Basic energetic features of passive and active transport
Movement of molecules across cellular membranes can occur via three basic energetic processes. In passive transport, the molecules simply flow down their electrochemical gradient. In primary active transport, the energetic release of ATP consumption is directly coupled to movement of the molecule across the membrane. In secondary active transport, the energy stored in the electrochemical gradient of a molecule previously having undergone primary active transport (blue triangle) is released to power the transport of a second molecule against its concentration gradient (yellow square).

Molecular Mechanisms
  • Overview
    • Transport of water and solutes across the nephronic barrier ultimately requires the release of energy to actuate the movement of these molecules. In certain cases, the energy released is due to the elimination of an electrochemical gradient for that solute, and this is termed passive transport. In other cases, termed Active Transport, the molecule is transported against its electrochemical gradient and the energy is derived from consumption of ATP.
  • Passive Transport
    • Passive Transport across the nephronic barrier, either paracellularly or transcellularly, occurs when molecules run down their electrochemical gradients. Because this process is itself thermodynamically favorable, no additional energy is required to actuate this motion. It should be noted that in the special case of water the equivalent concept of an electrochemical gradient is that of osmolarity and thus passive transport of water occurs via osmosis. Importantly, all water in the nephron is transported passively and thus is actuated by transport of osmotically active solutes, particularly Na+.
  • Active Transport
    • Active Transport refers to transport of molecules across the nephronic barrier against their electrochemical gradient. Because this is thermodynamically unfavorable on its own, it must be compensated by the consumption of a highly energetic molecule, generally ATP. When active transport is referred to as "Primary" (Primary Active Transport), transport of the molecule against its electrochemical gradient is directly actuated by consumption of ATP to ADP. This is generally carried out by membrane porters which molecularly link ATP consumption with transport of the molecule across the membrane. Examples of primary active transport are relatively few in renal physiology and are limited to the NaK ATPase, HK ATPase, and H+ ATPase.

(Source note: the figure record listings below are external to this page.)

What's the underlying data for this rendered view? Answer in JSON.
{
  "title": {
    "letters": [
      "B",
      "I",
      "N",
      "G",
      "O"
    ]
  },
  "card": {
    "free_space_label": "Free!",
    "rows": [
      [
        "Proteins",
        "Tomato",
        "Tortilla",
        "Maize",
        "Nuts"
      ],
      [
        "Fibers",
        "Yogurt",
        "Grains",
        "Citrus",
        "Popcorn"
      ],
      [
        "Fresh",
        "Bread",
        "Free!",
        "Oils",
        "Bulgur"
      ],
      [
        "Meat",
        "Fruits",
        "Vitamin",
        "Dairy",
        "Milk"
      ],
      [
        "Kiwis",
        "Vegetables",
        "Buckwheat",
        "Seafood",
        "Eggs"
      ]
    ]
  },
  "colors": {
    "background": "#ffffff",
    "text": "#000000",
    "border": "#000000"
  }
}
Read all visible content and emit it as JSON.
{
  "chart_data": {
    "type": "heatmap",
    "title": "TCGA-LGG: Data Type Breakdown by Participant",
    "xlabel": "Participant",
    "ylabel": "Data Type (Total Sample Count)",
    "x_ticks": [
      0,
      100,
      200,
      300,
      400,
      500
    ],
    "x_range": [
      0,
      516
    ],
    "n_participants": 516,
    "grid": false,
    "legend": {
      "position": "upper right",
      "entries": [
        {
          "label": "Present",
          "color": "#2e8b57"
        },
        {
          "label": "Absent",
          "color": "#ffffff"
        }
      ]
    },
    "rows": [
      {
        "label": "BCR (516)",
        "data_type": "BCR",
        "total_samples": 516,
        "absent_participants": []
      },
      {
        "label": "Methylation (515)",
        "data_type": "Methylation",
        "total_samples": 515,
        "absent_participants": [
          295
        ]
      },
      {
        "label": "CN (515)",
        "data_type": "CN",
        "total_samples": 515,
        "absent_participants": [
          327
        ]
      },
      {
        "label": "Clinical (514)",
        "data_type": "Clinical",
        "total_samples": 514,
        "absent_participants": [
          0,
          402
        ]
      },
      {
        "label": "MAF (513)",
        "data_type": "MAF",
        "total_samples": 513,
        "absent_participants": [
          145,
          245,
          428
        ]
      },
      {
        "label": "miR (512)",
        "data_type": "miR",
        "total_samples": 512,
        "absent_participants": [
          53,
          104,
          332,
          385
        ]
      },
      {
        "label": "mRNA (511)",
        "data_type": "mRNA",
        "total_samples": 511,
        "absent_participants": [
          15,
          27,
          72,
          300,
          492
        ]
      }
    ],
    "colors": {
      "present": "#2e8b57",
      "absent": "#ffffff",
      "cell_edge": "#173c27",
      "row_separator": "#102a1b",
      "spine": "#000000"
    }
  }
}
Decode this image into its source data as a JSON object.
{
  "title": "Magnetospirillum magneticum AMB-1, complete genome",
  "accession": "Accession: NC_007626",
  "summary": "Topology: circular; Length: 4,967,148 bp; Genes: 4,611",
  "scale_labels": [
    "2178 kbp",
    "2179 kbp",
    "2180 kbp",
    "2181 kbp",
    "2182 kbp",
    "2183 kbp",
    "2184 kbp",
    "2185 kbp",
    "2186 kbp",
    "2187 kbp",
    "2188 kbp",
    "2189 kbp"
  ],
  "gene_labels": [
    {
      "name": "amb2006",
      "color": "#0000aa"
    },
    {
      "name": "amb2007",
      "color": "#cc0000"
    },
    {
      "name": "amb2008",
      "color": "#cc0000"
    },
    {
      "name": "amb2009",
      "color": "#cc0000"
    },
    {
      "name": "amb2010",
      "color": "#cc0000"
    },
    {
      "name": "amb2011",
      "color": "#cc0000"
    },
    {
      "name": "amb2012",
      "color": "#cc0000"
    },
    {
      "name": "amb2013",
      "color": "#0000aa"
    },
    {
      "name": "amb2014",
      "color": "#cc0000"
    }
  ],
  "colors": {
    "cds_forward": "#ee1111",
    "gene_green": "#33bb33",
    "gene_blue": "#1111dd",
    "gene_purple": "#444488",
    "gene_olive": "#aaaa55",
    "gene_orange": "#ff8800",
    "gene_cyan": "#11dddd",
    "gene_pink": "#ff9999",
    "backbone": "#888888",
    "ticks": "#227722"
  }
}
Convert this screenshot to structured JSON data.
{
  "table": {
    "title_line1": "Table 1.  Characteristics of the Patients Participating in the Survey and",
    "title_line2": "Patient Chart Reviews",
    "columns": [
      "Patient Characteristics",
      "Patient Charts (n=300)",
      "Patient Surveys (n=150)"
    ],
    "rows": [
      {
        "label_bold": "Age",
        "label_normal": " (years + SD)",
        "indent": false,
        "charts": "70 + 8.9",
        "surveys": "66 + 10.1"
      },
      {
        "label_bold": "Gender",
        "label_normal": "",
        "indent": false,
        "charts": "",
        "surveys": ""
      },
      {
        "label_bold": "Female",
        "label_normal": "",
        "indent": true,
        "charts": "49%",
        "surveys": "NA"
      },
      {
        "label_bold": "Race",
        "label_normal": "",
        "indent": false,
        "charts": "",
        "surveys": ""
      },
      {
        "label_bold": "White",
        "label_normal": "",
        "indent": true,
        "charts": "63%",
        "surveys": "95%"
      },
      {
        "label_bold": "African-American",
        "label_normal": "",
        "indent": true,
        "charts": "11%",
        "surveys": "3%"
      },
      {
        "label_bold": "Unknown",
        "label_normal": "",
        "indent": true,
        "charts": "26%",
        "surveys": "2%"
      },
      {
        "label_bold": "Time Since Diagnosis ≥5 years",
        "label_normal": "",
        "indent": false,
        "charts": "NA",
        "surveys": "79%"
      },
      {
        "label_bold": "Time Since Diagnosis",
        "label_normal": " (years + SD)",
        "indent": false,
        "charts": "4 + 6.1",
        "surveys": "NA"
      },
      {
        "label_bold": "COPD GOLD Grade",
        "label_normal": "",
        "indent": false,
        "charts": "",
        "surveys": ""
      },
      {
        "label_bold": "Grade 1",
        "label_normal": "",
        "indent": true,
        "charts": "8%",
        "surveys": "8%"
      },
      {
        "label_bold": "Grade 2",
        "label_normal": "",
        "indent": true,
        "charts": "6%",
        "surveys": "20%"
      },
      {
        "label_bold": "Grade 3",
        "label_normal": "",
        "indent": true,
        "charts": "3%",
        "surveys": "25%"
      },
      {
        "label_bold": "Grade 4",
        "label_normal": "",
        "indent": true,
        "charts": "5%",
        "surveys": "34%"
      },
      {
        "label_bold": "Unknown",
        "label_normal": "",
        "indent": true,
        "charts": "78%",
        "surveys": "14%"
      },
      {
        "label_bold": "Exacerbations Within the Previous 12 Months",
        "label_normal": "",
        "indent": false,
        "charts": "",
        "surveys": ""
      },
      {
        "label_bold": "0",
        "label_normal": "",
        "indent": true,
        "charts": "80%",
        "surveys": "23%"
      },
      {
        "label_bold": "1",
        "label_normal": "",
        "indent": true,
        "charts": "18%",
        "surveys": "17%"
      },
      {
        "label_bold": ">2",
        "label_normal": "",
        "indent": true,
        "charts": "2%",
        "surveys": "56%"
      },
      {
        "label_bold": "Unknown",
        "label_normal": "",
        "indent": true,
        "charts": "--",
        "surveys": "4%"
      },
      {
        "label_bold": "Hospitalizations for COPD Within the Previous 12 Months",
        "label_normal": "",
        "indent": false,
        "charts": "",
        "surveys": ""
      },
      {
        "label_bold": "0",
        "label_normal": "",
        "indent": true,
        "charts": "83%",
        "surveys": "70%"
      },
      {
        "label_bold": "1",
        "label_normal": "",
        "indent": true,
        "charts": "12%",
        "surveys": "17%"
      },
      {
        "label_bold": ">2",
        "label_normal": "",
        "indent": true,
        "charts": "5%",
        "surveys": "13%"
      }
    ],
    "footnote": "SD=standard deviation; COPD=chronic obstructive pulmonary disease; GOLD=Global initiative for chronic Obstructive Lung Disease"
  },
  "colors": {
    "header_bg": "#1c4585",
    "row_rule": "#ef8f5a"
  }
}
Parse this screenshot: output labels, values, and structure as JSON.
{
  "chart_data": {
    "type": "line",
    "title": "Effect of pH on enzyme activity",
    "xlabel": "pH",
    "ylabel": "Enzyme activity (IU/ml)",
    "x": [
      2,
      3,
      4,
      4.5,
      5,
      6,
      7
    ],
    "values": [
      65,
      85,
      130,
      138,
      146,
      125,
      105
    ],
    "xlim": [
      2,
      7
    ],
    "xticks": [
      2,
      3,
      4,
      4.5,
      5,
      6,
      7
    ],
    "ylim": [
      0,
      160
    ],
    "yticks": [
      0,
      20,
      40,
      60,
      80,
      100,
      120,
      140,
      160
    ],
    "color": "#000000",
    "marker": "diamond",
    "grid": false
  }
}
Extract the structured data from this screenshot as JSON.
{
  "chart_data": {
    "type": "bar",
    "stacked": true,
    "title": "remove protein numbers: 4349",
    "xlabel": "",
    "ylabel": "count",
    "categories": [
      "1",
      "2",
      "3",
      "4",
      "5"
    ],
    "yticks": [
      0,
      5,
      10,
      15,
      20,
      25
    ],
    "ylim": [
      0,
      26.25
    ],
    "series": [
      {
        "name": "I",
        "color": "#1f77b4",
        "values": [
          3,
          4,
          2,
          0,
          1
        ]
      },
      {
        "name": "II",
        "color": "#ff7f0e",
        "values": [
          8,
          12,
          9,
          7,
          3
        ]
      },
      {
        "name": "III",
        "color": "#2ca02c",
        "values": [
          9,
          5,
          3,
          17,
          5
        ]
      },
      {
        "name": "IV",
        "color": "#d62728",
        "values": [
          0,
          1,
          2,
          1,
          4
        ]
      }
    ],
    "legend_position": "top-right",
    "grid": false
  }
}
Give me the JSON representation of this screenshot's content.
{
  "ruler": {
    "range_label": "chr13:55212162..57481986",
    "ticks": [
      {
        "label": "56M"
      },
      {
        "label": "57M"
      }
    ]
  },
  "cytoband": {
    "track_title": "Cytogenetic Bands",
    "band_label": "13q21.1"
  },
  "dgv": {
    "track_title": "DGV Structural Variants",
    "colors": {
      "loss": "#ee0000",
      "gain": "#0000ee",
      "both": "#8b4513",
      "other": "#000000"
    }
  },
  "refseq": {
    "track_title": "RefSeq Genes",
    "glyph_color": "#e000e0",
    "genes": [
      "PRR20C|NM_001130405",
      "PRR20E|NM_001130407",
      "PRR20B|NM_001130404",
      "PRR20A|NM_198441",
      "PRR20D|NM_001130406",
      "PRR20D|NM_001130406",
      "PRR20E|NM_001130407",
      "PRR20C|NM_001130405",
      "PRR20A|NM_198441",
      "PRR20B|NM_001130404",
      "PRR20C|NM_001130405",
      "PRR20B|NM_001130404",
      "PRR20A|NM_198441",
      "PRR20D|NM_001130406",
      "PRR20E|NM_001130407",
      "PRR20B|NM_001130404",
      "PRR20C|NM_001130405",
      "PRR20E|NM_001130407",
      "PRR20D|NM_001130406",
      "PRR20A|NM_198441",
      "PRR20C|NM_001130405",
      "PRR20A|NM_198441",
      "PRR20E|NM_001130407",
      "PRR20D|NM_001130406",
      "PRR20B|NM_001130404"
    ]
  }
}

    • When active transport is referred to as "Secondary" (Secondary Active Transport), transport of the molecule against its electrochemical gradient is indirectly linked to ATP consumption. In such cases, the membrane porter molecularly links transport of the molecule in question, say Molecule A, with transport of a previously primary active transported molecule, say Molecule B, down B's electrochemical gradient. Therefore, the energy to actively transport Molecule A, is indirectly linked to ATP consumption via elimination of Molecule B's electrochemical gradient, previously established via primary active transport. In the case of renal physiology, most secondarily actively transported molecules use the Na+ gradient established by the NaK ATPase.